12.2 Custom Types and Serialization

12.2 Custom Types and Serialization
Prev	12. Extending Cascading	Next

The Tuple class is a generic container for all java.lang.Object instances. Thus any primitive value or custom Class can be stored in a Tuple instance - that is, returned by a Function, Aggregator, or Buffer as a result value.

But for this to work when using the Cascading Hadoop mode, any Class that isn't a primitive type or a Hadoop Writable type requires a corresponding Hadoop serialization class registered in the Hadoop configuration files for your cluster. Hadoop Writable types work because there is already a generic serialization implementation built into Hadoop. See the Hadoop documentation for information on registering a new serialization helper or creating Writable types. Registered serialization implementations are automatically inherited by Cascading.

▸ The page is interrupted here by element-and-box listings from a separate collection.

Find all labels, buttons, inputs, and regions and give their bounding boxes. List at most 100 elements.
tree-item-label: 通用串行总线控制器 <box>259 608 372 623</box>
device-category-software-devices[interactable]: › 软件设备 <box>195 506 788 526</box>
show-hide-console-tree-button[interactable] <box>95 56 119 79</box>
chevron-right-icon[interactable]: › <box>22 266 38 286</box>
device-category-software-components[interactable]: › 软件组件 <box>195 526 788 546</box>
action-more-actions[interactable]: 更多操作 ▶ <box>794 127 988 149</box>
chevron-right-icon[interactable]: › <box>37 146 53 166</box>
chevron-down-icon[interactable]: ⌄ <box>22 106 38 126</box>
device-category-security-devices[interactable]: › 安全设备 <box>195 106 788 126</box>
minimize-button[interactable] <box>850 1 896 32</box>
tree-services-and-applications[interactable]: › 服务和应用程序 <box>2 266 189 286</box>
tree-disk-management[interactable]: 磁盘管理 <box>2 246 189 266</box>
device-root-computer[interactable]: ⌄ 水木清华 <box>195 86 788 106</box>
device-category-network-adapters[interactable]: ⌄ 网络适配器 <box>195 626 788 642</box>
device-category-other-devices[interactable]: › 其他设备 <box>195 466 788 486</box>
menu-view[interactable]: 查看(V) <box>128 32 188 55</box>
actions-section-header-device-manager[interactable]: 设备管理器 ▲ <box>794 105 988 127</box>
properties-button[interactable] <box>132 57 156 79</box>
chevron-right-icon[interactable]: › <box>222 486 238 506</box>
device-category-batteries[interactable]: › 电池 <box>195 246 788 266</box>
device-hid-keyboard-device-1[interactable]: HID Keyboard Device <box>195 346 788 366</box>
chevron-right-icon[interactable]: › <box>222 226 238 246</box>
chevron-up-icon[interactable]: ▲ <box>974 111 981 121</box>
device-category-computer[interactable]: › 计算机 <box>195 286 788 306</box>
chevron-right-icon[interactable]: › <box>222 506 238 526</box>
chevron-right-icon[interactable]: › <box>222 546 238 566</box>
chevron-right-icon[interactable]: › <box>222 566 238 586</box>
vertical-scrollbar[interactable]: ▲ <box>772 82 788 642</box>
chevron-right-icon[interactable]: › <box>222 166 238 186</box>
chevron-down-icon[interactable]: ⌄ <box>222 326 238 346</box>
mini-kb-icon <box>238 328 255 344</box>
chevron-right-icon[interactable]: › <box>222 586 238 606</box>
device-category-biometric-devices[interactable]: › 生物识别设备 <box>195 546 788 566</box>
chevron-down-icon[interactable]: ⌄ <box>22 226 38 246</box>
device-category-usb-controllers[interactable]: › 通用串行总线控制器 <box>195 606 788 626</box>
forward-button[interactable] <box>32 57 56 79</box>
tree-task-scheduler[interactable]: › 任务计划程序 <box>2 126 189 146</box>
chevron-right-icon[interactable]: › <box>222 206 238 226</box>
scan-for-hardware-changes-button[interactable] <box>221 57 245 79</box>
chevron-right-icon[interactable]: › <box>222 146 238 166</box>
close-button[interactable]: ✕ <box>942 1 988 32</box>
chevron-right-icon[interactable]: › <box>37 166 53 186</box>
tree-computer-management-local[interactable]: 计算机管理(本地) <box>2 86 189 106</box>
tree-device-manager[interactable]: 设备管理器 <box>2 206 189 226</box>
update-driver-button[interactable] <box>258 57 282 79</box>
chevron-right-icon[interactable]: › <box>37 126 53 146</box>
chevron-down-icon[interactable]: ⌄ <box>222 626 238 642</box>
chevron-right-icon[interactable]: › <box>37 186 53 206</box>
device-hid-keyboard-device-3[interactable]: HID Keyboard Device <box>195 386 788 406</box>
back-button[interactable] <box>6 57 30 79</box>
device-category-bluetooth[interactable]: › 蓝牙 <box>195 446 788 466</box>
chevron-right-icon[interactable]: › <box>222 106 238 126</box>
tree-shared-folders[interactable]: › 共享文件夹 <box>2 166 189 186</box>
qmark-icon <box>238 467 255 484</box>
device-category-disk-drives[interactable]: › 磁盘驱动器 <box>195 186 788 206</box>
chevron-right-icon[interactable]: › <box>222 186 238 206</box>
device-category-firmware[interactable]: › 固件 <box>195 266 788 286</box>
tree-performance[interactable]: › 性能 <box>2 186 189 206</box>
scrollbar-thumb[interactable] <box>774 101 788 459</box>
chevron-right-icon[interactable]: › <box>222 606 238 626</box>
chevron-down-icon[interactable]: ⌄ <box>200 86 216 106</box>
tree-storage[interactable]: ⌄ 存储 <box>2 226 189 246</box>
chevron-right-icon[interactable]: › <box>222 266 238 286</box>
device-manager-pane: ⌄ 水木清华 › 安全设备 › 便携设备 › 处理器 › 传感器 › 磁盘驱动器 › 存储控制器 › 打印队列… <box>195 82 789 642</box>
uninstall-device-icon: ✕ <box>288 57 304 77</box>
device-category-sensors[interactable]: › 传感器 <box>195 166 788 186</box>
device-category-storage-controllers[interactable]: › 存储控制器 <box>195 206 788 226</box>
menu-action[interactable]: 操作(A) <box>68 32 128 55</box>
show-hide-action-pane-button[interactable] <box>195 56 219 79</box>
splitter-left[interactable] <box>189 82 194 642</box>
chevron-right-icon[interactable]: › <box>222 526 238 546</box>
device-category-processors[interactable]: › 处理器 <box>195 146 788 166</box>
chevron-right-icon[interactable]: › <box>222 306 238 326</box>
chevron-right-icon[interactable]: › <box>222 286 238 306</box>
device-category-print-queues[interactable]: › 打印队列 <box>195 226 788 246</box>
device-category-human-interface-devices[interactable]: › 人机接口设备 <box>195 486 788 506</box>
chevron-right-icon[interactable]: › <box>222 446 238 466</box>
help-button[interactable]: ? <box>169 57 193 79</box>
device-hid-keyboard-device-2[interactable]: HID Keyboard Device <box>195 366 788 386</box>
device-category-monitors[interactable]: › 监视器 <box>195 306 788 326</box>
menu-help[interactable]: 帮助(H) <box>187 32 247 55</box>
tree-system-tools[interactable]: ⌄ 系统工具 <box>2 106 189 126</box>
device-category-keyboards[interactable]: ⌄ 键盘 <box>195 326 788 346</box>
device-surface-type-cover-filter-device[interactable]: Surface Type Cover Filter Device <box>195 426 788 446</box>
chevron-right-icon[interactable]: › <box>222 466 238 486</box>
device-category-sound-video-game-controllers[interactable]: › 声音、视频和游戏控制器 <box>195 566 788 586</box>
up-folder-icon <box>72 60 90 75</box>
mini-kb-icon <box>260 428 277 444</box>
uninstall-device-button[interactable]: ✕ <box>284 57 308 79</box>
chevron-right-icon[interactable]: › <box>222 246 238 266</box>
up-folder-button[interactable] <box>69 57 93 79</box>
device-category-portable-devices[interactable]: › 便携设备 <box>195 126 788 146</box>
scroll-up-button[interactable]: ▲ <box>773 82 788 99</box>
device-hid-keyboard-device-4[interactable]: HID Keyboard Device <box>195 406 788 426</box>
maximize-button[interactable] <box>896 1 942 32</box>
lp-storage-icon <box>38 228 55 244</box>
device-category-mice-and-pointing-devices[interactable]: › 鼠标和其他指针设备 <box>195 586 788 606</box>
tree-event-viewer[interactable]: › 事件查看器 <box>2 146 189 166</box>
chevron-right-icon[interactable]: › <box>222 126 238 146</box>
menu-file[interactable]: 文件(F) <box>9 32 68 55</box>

During serialization and deserialization of Tuple instances that contain custom types, the Cascading Tuple serialization framework must store the class name (as a String) before serializing the custom object. This can be very space-inefficient. To overcome this, custom types can add the SerializationToken Java annotation to the custom type class. The SerializationToken annotation expects two arrays - one of integers that are used as tokens, and one of Class name strings. Both arrays must be the same size. The integer tokens must all have values of 128 or greater, since the first 128 values are reserved for internal use.

During serialization and deserialization, the token values are used instead of the String Class names, in order to reduce the amount of storage used.

Serialization tokens may also be stored in the Hadoop config files or set as a property passed to the FlowConnector, with the property name cascading.serialization.tokens. The value of this property is a comma separated list of token=classname values.

Note that Cascading natively serializes/deserializes all primitives and byte arrays (byte[]), if the developer registers the BytesSerialization class by using TupleSerializationProps.addSerialization(properties, BytesSerialization.class.getName(). The token 127 is used for the Hadoop BytesWritable class.

By default, Cascading uses lazy deserialization on Tuple elements during comparisons when Hadoop sorts keys during the "shuffle" phase.

Cascading supports custom serialization for custom types, as well as lazy deserialization of custom types during comparisons. This is accomplished by implementing the StreamComparator interface. See the Javadoc for detailed instructions on implemention, and the unit tests for examples.